Ouvertures en reflux, clôtures en hausse légère
Derrière ce stock élevé, la dynamique des flux se normalise. Après une phase très soutenue entre 2021 et 2023, le rythme des ouvertures retombe à 1,2 million en 2025. Dans le même temps, les clôtures progressent légèrement pour atteindre 1 million sur la même année. Autrement dit, le socle de détenteurs s’élargit encore, mais la rotation des comptes devient plus visible, avec des sorties qui rattrapent partiellement les entrées.
| Indicateur (2025) | Volume |
|---|---|
| Comptes LEP en stock | 12,1 millions |
| Ouvertures de comptes | 1,2 million |
| Clôtures de comptes | 1,0 million |
Ce que disent les chiffres pour les épargnants
La photographie 2025 met en regard trois réalités : un socle d’encours plus large, un flux d’ouvertures en décélération, et des clôtures en hausse contenue. Pour les ménages, le message est double : le LEP demeure massivement diffusé, mais sa gestion s’intensifie au fil des années, avec davantage de mouvements sur les livrets.
- Stock en hausse : un nombre record de détenteurs, reflet de l’attractivité passée du produit.
- Flux en normalisation : après la vague 2021‑2023, les ouvertures reviennent à un niveau plus bas.
- Rotation accrue : les fermetures progressent, ce qui pèse à la marge sur la croissance nette du nombre de comptes.

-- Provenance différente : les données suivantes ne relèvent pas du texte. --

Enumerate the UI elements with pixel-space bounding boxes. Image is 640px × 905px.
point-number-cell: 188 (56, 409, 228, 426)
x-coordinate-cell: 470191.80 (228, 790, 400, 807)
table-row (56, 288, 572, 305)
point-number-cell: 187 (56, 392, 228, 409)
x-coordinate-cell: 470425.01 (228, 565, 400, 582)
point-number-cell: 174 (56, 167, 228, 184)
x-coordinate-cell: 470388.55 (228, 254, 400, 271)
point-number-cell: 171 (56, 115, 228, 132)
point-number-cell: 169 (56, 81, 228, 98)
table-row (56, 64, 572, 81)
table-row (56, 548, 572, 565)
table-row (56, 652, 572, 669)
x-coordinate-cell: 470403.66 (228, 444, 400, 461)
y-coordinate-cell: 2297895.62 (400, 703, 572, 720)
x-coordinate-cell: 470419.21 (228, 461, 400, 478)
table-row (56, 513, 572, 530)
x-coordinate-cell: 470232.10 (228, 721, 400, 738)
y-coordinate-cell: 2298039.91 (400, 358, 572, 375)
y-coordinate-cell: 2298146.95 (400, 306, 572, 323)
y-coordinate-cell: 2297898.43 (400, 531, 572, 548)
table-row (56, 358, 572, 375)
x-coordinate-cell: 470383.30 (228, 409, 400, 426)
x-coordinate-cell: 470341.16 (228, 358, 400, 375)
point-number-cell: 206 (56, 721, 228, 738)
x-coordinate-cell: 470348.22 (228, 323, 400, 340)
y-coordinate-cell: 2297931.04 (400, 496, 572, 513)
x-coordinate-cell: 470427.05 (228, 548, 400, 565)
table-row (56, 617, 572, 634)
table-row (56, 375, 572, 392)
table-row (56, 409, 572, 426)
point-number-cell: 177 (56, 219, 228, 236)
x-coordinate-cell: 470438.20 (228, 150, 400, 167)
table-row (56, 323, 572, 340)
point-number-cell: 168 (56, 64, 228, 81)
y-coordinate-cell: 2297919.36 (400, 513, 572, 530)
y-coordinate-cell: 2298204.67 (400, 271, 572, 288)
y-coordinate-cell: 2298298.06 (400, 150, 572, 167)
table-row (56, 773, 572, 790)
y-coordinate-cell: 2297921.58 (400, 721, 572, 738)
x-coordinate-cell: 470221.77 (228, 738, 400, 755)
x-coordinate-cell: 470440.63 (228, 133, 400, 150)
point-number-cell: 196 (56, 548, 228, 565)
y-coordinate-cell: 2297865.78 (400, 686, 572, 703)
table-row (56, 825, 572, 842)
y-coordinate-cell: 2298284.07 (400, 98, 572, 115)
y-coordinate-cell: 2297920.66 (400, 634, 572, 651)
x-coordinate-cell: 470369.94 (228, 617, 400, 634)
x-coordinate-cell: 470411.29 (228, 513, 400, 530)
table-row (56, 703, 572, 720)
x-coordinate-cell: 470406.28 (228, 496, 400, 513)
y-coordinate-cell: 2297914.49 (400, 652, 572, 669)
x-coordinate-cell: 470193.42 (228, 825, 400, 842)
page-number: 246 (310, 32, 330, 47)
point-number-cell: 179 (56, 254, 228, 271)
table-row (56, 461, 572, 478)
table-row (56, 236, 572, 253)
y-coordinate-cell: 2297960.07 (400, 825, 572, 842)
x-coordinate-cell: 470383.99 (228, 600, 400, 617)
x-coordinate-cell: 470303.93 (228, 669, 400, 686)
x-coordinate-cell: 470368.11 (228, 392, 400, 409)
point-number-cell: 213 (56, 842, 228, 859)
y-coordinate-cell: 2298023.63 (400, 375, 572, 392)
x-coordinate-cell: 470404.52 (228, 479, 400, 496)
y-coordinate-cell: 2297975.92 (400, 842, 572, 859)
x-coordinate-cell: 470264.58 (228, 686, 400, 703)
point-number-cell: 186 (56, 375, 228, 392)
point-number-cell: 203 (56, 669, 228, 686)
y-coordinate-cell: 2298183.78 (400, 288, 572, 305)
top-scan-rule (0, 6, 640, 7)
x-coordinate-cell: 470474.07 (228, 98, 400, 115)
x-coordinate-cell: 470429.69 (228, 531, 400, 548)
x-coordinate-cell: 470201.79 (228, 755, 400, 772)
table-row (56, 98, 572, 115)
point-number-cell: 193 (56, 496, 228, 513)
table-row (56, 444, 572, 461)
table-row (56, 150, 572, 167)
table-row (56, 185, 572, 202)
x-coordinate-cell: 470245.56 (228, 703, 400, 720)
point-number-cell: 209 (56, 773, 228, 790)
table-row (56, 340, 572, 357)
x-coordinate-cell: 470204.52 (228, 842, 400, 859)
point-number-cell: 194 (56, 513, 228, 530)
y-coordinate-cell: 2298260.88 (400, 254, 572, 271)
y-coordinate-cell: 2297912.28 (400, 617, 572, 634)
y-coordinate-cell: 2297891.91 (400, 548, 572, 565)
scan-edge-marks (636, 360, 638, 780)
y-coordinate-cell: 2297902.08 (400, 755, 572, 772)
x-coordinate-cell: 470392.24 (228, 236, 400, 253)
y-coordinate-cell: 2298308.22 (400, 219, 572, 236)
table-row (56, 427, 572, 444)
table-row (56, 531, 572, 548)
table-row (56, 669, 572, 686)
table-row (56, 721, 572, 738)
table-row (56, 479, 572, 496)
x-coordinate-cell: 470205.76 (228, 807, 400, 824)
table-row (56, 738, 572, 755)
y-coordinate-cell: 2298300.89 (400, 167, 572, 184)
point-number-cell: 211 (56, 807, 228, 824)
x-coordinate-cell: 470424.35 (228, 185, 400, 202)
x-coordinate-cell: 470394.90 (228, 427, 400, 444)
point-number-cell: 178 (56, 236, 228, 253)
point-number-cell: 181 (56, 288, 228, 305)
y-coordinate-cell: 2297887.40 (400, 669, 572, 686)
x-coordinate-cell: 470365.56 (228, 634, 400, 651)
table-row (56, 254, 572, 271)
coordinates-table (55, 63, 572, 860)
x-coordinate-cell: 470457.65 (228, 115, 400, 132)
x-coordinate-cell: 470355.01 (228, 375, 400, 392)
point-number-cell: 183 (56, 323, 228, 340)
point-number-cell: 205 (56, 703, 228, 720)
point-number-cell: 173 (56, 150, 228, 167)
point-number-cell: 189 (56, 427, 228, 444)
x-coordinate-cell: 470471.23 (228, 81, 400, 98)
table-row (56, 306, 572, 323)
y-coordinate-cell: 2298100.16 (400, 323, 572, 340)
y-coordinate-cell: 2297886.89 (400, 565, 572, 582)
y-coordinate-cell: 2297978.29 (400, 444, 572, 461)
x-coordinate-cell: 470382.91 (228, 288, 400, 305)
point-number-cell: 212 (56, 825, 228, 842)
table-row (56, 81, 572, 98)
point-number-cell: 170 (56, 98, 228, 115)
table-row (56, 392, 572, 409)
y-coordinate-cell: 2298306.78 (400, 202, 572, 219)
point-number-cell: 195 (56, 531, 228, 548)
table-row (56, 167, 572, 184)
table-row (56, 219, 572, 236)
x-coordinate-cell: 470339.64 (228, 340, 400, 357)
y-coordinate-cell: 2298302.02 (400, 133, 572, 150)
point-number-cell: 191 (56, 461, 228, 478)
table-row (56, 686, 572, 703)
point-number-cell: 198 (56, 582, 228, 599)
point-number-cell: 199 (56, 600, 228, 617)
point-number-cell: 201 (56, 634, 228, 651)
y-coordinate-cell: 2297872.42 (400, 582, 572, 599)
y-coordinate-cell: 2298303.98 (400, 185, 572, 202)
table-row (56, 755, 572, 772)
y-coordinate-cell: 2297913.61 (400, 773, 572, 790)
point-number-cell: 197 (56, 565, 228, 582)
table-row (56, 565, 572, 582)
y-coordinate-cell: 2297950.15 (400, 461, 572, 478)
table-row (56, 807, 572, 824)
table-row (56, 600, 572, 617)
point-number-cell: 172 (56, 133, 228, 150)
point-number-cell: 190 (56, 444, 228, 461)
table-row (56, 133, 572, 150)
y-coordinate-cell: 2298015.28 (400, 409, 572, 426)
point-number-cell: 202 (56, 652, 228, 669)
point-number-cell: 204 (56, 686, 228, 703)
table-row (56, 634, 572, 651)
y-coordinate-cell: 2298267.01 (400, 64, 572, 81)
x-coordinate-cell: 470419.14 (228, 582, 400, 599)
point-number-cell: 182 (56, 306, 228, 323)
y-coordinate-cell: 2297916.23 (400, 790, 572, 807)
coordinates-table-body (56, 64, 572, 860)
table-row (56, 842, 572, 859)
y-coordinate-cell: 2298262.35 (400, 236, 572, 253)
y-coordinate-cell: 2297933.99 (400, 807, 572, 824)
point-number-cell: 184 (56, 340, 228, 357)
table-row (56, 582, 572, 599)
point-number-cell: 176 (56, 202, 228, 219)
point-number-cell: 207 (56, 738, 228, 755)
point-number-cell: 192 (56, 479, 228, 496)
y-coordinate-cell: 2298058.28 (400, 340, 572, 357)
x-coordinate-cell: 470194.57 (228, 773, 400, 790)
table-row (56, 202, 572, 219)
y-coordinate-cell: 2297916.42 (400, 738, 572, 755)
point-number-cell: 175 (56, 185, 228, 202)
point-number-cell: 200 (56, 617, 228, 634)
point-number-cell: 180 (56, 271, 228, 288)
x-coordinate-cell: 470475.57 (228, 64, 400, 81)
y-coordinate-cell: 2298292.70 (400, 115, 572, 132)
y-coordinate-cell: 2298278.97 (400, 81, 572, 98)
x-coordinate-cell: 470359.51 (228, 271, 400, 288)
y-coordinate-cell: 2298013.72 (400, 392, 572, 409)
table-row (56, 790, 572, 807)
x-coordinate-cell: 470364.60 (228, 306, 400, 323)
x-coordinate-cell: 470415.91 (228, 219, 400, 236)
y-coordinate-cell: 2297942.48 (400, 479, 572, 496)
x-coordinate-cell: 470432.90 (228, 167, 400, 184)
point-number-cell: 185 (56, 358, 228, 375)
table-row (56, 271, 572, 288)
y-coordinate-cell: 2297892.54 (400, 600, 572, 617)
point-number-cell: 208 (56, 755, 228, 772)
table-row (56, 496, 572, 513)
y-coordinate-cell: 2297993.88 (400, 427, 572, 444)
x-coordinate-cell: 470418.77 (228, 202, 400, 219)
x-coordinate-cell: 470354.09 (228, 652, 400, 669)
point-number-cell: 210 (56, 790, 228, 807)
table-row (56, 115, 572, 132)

Éligibilité : un critère structurant, des arbitrages à la clef
Le LEP est conçu pour les ménages aux ressources modestes, avec un plafond de revenus conditionnant son ouverture et sa détention. La question de savoir si une banque peut clôturer un LEP lorsque la situation financière du titulaire s’améliore est au cœur des préoccupations pratiques. Le rapport cité ne détaille pas ce point ; il s’inscrit dans le cadre réglementaire propre au LEP, qui organise l’éligibilité et sa vérification.
En pratique, ces règles encadrent l’accès au produit et expliquent une partie de la dynamique observée : lorsque les ouvertures ralentissent et que les fermetures progressent, la montée en puissance des contrôles d’éligibilité et les évolutions de revenus des titulaires peuvent contribuer à la rotation des comptes. Sans préjuger des cas individuels, la combinaison 12,1 millions de comptes en stock et 1,0 million de fermetures annuelles illustre une gestion plus active de ce livret par le système bancaire.
Conséquences pour la stratégie d’épargne
Pour les détenteurs éligibles, le LEP reste un pilier de la poche sécurisée. La comparaison entre ouvertures (1,2 million) et clôtures (1,0 million) en 2025 montre que le produit conserve un attrait net. Pour les ménages dont la situation évolue, l’arbitrage consiste à suivre de près les critères d’éligibilité et, le cas échéant, à réallouer vers d’autres supports d’épargne réglementée ou de marché selon leurs objectifs et la fiscalité applicable à chaque produit. Ici encore, les chiffres invitent à raisonner en termes de stock (durée de détention) et de flux (mouvements annuels) afin d’éviter les à‑coups dans la trésorerie.
En l’absence de détail supplémentaire dans le rapport sur les modalités de clôture pour non‑respect des critères, le point d’attention principal reste la conformité au cadre en vigueur. Les banques appliquent ces règles à partir des informations disponibles, ce qui peut se traduire par des mises à jour ou des demandes de justificatifs.